See also Farrell v. West, 114 P.2d 910, 911 (Ariz. 1941) (refusing to quiet title unless plaintiff does equity by tendering the amount owed).
The Court considers the other Eitel factors. Regarding the sufficiency of the complaint, the Court finds the Complaint insufficient due to the lack of specific facts alleged therein. The complaint does not even make clear the amount of money at stake. Regarding the possibility of prejudice to the plaintiff, the Court is not convinced Plaintiff will be unfairly prejudice by not granting default judgment for the equitable remedy requested. Regarding the possibility of a dispute concerning material facts, the Court finds it wholly possible that the Defendant would dispute Plaintiff's claim to title. Regarding whether the default was due to excusable neglect, the Court is unable to evaluate the reasons for the default. Finally, the strong policy underlying the Federal Rules of Civil Procedure favoring decision on the merits weighs against granting Plaintiff default judgment.
C. Conclusion
Having reviewed Plaintiff's motion and considered the Eitel factors as a whole, the Court concludes that Plaintiff is not entitled to default judgment. While denial of default judgment would be appropriate, the Court will allow Plaintiff to file a supplemental motion addressing the Eitel factors. If Plaintiff fails to file an amended motion within ten days, the Court will deny the motion for default judgment with prejudice.
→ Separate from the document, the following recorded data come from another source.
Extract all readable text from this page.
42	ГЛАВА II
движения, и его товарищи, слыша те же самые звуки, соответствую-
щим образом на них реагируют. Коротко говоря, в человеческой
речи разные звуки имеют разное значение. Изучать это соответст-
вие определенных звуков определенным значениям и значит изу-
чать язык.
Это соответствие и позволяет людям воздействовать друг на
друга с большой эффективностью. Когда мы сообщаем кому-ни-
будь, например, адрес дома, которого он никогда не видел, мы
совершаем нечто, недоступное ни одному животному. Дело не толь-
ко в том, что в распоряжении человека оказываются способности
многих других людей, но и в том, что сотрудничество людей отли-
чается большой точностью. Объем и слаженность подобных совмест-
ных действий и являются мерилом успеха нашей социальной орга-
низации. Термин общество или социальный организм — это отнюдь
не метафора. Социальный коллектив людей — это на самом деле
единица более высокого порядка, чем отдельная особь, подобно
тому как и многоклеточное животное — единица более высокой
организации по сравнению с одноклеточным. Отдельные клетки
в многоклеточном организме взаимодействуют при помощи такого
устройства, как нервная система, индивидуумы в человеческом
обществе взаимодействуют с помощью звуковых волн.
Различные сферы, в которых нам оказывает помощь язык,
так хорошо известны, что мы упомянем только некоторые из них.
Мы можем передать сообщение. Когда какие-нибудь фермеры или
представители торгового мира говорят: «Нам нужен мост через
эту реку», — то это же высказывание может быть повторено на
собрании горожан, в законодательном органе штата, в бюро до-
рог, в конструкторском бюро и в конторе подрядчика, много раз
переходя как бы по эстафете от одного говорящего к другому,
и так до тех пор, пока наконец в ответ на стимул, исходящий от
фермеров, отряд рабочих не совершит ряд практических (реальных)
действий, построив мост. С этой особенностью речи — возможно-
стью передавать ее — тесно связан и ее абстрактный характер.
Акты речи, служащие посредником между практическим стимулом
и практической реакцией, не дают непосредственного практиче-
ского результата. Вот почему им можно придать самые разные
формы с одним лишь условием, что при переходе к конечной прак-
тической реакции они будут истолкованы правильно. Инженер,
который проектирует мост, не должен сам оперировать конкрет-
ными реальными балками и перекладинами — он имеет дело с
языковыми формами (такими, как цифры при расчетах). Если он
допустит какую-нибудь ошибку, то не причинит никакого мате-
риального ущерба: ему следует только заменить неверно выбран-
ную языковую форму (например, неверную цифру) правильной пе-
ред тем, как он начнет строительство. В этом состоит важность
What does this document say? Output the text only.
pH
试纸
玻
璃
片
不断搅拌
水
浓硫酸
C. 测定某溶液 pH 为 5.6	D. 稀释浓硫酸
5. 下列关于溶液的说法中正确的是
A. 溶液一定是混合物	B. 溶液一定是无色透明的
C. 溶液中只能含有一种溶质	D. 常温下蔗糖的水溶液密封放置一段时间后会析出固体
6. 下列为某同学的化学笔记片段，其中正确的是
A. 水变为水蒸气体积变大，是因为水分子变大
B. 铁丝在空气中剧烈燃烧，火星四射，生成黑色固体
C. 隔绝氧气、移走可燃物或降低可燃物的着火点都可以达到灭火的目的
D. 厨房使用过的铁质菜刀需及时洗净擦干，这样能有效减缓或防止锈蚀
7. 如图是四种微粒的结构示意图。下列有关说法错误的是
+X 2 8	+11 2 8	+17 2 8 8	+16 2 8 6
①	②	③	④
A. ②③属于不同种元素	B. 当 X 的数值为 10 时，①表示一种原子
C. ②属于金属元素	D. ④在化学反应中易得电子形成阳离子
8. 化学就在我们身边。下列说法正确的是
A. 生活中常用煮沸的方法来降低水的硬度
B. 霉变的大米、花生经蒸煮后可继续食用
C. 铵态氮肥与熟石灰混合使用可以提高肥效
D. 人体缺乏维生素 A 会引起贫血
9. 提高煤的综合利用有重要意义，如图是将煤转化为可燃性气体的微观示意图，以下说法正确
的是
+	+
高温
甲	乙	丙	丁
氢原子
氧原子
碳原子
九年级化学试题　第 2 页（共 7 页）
Accordingly, IT IS ORDERED denying Plaintiff's motion for default judgment (Doc. ##58, 61) without prejudice and providing Plaintiff ten calendar days from the date of this Order to file a supplemental motion for default judgment.
IT IS FURTHER ORDERED that if Plaintiff does not file a supplemental motion within the allotted time, the Court will direct the Clerk of the Court to enter judgment against Plaintiff with prejudice.